Dead as dust. He'd frozen stiff, upright on his seat, outrunning the wolves, and none of them there at the house had half an idea what to do with him. So the five boys, my brothers and my uncles, they hefted him up off the seat and sat him in the barn, stiff as a statue and his eyes crusted over with frost. They waked him there, Flynn, and he disposed of his first night's death with as much wit as you can find in hot mustard, a whiskey stuck in his ghost white hand and his arse on two bales of fine timothy hay, and a white cloth over his face.

Toward morning some of the freeze in his flesh let up, along with the death rigors, and he nodded once before they packed him up, as if to say, "Well, that's it, boys." And they packed him up, buck upright still and still wary of wolves, off to the mortician cause this wasn't your normal case of burial and they needed an expert to striaghten things out, if you'll excuse my phrase. Took a coal fire burning two weeks on the burial ground before they could open it up and stow him. Story is my dad waited it out under a tarp in the ice shed in town, or so they say...

Used to stack up the dead like cord wood in the early days of the Vermont frontier, or so some say. Bury em all when the ground turned muck and no sooner...

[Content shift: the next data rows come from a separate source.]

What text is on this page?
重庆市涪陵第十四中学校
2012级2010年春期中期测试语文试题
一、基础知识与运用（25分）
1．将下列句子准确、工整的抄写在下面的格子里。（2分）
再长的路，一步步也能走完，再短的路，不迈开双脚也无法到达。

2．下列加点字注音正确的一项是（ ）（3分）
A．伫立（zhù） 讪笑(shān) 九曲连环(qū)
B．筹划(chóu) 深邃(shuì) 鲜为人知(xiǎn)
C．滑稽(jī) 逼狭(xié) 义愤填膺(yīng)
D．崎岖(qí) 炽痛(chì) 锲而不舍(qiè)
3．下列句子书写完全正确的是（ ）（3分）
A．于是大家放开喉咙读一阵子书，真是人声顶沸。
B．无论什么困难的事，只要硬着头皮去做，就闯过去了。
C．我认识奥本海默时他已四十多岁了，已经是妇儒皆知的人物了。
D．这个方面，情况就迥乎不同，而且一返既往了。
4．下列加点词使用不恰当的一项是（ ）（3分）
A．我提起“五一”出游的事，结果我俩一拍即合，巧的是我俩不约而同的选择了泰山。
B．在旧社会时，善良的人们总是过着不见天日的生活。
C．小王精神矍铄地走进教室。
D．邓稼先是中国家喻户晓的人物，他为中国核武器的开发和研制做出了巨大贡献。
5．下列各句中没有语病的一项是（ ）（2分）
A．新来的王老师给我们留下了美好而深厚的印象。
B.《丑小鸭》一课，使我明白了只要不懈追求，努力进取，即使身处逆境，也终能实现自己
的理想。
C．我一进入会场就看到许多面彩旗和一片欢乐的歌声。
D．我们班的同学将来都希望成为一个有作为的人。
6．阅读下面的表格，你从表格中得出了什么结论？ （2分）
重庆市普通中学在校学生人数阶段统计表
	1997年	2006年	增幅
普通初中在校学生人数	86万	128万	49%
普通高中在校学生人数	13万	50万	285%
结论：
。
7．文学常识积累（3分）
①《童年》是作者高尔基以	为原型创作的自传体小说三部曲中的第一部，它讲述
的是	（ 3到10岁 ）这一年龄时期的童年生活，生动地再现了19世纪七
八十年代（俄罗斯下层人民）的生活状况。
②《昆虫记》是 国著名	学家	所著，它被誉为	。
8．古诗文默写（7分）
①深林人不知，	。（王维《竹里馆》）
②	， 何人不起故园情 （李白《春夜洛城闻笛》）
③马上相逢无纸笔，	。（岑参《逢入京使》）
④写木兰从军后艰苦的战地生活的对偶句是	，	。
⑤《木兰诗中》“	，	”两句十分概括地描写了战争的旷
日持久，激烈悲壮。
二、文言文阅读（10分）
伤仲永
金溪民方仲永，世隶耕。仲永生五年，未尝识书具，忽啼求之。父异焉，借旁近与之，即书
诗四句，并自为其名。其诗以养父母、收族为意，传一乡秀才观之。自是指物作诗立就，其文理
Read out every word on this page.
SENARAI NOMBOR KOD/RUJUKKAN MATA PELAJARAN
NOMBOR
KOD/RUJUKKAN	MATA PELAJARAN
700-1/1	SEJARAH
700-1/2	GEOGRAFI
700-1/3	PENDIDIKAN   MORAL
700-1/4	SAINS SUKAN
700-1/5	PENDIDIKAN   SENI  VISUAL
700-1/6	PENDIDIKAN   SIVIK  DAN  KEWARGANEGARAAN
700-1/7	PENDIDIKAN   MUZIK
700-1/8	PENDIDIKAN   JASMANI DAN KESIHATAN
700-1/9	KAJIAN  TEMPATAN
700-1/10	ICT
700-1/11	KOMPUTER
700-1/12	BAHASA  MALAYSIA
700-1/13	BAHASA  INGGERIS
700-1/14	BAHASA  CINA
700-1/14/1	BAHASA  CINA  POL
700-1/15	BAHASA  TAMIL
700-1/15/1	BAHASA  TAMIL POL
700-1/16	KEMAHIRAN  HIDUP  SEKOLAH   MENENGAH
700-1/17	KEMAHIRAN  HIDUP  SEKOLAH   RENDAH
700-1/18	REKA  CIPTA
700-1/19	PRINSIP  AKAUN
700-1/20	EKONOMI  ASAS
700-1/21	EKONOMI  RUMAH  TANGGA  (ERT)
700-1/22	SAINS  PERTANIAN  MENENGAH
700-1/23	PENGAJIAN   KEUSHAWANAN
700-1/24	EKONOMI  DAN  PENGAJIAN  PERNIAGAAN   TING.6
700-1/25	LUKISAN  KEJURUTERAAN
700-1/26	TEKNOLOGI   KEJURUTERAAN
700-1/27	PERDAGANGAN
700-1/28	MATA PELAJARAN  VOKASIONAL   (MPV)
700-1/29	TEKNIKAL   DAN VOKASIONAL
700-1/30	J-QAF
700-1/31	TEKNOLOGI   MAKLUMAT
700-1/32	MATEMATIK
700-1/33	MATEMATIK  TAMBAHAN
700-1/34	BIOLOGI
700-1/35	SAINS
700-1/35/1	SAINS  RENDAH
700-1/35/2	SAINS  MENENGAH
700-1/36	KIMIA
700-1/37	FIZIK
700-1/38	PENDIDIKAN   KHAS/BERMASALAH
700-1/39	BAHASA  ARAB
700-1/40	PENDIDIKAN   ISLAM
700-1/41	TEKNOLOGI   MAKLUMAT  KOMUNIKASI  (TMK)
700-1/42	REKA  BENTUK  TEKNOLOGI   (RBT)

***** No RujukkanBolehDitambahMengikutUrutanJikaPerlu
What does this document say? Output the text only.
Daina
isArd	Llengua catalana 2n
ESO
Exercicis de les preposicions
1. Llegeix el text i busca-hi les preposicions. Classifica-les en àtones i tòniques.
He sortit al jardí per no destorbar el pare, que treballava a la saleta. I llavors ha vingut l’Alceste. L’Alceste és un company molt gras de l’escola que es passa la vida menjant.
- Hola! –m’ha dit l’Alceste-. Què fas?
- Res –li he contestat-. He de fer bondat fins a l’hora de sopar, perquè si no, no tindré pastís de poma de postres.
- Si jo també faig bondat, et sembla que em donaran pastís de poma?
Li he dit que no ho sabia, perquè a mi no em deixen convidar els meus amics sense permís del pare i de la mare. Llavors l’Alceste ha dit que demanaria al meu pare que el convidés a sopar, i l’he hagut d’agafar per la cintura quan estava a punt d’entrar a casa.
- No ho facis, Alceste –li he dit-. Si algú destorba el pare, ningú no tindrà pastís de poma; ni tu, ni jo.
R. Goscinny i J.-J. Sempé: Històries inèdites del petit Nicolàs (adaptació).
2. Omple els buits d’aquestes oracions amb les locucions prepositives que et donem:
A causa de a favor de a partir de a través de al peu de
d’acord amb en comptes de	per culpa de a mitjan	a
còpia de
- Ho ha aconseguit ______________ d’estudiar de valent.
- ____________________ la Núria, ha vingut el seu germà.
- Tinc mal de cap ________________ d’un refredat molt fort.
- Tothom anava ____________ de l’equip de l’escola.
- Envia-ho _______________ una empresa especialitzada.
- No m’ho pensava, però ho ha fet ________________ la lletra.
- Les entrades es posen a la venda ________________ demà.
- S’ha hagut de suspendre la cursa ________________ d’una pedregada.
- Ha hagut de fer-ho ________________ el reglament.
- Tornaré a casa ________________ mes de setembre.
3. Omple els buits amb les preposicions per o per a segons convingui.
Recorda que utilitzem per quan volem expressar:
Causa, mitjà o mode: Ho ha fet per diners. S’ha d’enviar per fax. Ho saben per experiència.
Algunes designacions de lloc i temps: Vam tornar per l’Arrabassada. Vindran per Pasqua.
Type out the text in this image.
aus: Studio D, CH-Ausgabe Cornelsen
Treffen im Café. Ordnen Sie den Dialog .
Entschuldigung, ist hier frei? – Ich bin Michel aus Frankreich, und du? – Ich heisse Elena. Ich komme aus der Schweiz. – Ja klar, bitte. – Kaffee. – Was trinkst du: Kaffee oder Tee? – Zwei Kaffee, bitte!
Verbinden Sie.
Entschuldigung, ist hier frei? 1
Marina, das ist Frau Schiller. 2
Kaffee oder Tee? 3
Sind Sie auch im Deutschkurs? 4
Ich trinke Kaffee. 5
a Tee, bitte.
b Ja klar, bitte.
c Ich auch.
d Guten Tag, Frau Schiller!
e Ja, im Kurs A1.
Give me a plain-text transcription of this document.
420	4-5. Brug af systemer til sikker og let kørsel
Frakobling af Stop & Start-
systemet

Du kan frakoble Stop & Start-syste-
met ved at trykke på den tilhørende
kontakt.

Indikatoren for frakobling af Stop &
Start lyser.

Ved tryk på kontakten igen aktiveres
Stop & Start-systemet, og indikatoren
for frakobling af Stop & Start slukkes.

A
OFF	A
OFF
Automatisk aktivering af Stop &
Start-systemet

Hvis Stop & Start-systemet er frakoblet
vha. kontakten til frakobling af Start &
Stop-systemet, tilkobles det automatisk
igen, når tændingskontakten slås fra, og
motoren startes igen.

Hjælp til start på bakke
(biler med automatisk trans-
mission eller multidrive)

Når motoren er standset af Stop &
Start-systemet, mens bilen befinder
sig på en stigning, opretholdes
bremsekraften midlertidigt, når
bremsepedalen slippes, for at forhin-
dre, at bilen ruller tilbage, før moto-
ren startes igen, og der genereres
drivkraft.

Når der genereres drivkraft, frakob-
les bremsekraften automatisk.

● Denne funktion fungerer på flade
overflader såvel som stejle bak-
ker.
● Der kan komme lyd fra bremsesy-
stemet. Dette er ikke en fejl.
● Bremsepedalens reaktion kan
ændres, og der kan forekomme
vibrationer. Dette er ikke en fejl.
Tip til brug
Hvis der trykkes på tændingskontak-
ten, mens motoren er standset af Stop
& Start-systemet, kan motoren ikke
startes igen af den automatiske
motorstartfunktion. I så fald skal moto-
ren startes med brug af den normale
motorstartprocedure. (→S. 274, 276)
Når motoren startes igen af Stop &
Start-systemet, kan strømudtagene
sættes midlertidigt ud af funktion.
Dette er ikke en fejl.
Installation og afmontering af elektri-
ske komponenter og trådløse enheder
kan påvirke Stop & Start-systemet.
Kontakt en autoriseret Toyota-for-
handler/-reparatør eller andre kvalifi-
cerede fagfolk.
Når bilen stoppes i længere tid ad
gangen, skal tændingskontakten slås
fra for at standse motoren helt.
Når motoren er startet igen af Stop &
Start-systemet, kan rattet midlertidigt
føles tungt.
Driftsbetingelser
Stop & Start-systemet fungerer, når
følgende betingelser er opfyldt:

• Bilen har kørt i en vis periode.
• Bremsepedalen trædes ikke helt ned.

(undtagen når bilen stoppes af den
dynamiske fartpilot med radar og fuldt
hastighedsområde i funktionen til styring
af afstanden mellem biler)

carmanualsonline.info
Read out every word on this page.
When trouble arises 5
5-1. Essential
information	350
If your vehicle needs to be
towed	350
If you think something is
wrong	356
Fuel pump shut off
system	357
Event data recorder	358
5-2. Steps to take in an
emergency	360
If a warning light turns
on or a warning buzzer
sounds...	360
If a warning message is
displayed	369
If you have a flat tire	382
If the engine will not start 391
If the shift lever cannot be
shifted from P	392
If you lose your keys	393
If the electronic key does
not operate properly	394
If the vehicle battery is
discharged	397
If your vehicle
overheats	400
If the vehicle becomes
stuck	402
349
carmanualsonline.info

Gold, frankincense, and merde, Flynn..., life's all shit sometimes but even then it smells...

He laughs, the high cackle.

Merde's what the Frog's say up Kay-beck way... Knew enough Frenchy loggers in my early years, Flynn. Played my first baseball with an ash branch and a buggy bolt wrapped into a ball of deerhide. There wazza fella named She'll Bear, a Frog lumberjack, craziest man I ever knowed. She'll Bear used'ta sink his axe into the center of the table ever-time he sat down, slicing his bread over the open edge and otherwise feeling over it with his greasy, leather thumb, always looking for nicks... He laughed like a loon but he was the sanest man I ever knowed after his fashion. Ever week or so the cook house boy'd have to replace the table slab where She'll Bear split it with his cutlery...

Yessir, Flynn, 'tis the quiet frogs you watch for, in cookhouses and clubhouses, as well as life as it's led on the larger pond...

He laughs again, memory a flash in his rheumy eye.

Time in Vermont...he-he-he...just over the border, four of us'n skinnydippin in a spring pond and the frogs was stacked up like green flapjacks humping away, and old Roger here's feeling the mood rise in him and his wand cuts the top of the water like a fat pink reed...

He-he-he, the girls that was with us ran for their clothes and prob'ly clear back into town. Hellfire, even I stayed away from him, Flynn. Only man I ever knowed was riled by frogs...

Koufax spun out fifteen K's the first game of the Series... Koufax was what I remember most of the early years. I learned something there, Willard. Turned from bein' only red meat watching that man...

Christ, I remember things... That's my curse, in fact, Flynn, that's why I'm making a book. I remember things but when I coax em to my tongue they go away like fireflies when the dew settles. Left wet's the story of my life, Flynn, or anyone's for that matter. Never knew scheiss about weather. Fellows could look at a blue sky and pretend to spy some haze there. "Rain by five," they'd say, "Rain by five..." You want to sit out in the drizzle and deny it, they were so damn fine-minded about it. Best I could ever tell was that a slap of warm wind in February meant you'd freeze by morning. The Lord's torture on the heathen is a warm Feb'rary breeze, Flynn. A yawn fom hell and three days from the Yukon...

He cackles again.

"It's the water will kill you, Willard," Flynn said. "My whole family went by water of one sort or another. Ain't germs you should worry about, it's water. Begin there, end there..."

Willard walks sprightly to the closet and cackles, opens the door to show the shelves of bottled water, in plastic jugs and ball jars, each holding a little wave, glinting in the late sun.